As a mom who’s been there, I know the high school years can feel like a sprint.
Between your child’s packed schedule plus the daily demands of your family’s life, it can feel like there aren’t enough hours in the day or enough dollars to cover today’s expenses, let alone tomorrow’s.
With a child already in high school, you may be thinking: Is it too late to make a difference by starting or continuing to save now? The simple answer is — it is not too late. Even in these last few years before high school graduation, every dollar you set aside now can make a real impact — in reducing debt, in easing stress, and in providing your child with more options when the time for college or other forms of career training rolls around.

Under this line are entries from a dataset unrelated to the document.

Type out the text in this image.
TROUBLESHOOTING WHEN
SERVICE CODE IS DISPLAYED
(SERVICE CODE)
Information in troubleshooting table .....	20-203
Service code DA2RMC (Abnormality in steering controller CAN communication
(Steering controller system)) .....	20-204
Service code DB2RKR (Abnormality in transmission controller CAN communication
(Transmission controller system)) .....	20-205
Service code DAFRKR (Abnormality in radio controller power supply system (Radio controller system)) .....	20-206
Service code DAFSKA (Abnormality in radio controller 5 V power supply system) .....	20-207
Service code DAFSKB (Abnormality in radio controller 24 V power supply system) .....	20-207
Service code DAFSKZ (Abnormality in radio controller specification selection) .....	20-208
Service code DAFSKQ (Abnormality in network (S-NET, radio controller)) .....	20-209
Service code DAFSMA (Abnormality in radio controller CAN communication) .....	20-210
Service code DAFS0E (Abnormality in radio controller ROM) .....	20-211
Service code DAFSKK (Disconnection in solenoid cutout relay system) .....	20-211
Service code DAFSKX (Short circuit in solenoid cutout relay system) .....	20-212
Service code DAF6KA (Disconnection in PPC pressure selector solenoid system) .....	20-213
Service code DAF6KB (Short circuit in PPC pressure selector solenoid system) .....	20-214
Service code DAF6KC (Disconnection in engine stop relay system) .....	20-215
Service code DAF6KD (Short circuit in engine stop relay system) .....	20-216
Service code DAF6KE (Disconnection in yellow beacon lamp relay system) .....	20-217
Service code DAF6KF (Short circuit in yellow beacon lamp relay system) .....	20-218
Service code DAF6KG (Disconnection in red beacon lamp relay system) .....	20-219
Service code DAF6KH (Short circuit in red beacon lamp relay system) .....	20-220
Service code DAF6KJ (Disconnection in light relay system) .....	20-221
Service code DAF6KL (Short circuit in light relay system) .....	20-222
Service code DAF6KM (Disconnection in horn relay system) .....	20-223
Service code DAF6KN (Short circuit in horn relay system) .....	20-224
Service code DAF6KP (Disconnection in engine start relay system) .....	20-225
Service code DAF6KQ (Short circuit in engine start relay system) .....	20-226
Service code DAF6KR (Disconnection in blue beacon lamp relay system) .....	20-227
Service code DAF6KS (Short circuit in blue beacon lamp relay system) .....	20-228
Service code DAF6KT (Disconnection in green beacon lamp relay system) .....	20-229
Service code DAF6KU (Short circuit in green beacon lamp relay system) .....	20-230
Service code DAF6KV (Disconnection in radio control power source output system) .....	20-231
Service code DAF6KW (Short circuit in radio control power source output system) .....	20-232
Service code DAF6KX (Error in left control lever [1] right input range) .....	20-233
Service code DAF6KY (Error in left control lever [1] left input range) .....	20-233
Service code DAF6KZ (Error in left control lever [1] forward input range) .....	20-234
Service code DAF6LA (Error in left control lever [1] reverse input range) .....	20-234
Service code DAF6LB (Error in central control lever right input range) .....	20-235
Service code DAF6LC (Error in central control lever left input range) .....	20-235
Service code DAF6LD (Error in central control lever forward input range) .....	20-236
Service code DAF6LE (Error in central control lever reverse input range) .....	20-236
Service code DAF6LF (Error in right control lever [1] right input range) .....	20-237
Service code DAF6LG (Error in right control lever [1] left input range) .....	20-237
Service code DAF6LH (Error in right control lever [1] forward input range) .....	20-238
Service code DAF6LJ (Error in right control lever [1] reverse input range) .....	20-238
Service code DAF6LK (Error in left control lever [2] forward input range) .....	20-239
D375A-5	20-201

Here are six reasons why it makes sense to start or continue contributing to a 529 plan account — even though it may feel late in the game:
- The Value of a Dedicated Account: Given how expensive the high school years can be, it’s easy to get sidetracked and to divert available funds to other purposes. Unlike a general-purpose banking or investing account, a 529 plan account provides a dedicated place for your education dollars. Starting or continuing to make 529 plan contributions in these high school years keeps those funds separate and protected for their intended purpose, helping to avoid your education dollars being absorbed by other costs.
- Peace of Mind: These years are not only busy but can also be quite emotional. Having a savings plan — and sticking with it — can help bring you a sense of calm. Even making modest contributions on a consistent basis can serve as a valuable reminder to you that you’re actively preparing for what comes next. This can help put your mind at ease and help you to feel a bit more confident about the future.
- Others Can Help: Having a 529 plan account opened and active enables others to lend a hand by making their own contributions to the account as well. Keep in mind that there will be at least several more birthdays and several more holidays, and other gift-giving occasions during your child’s high school years. Friends and extended family may welcome the opportunity to contribute to your child’s 529 account if you invite them to do so. And don’t forget that some employers are offering to make one-time or ongoing contributions to employees’ 529 accounts. It’s definitely worth asking if your or your partner’s employer would be willing to do so.
- The Message You’ll Send: The value of the 59 account is not simply in the funds accumulated. The behavior you are modeling is important as well. When your child sees the effort you (and perhaps others) are making, it teaches them about the importance of setting priorities and taking consistent steps to reach goals of all sizes. The habits you model today can shape how they handle their own objectives and finances for years to come. This can be as valuable as the accumulated funds themselves.
- Preparation for the Unexpected: Let’s face it. Life can be unpredictable. Anyone can encounter unexpected circumstances during any phase of life. Saving in a dedicated 529 account can help you to be better positioned to weather whatever comes your way, without derailing your child’s education plans. Whether you encounter issues involving aging loved ones, unanticipated job loss, a change in relationship status, illness, or some other form of setback, your child will have the funds you’ve previously saved to rely upon. And conversely, when that unexpected raise, inheritance, or tax refund comes your way, you’ll have a destination set up to receive those funds.
- Celebration versus Dread: Before you know it, your child will soon be opening acceptance letters or emails. Instead of dreading this moment in time, imagine your relief in knowing you’ve done all you could to be as financially prepared as possible—even at the 11th hour. Having funds available will allow you to celebrate with your child and more confidently evaluate various school options together.
Conclusion:
You won’t regret saving what you can between now and college drop-off day. Every dollar you can contribute to your child’s 529 plan account is a dollar they won’t need to borrow and repay with interest. Even a short runway of consistent saving can add up to a portion of costs covered, loans reduced, and stress minimized. And this can provide freedom for both of you in the long run.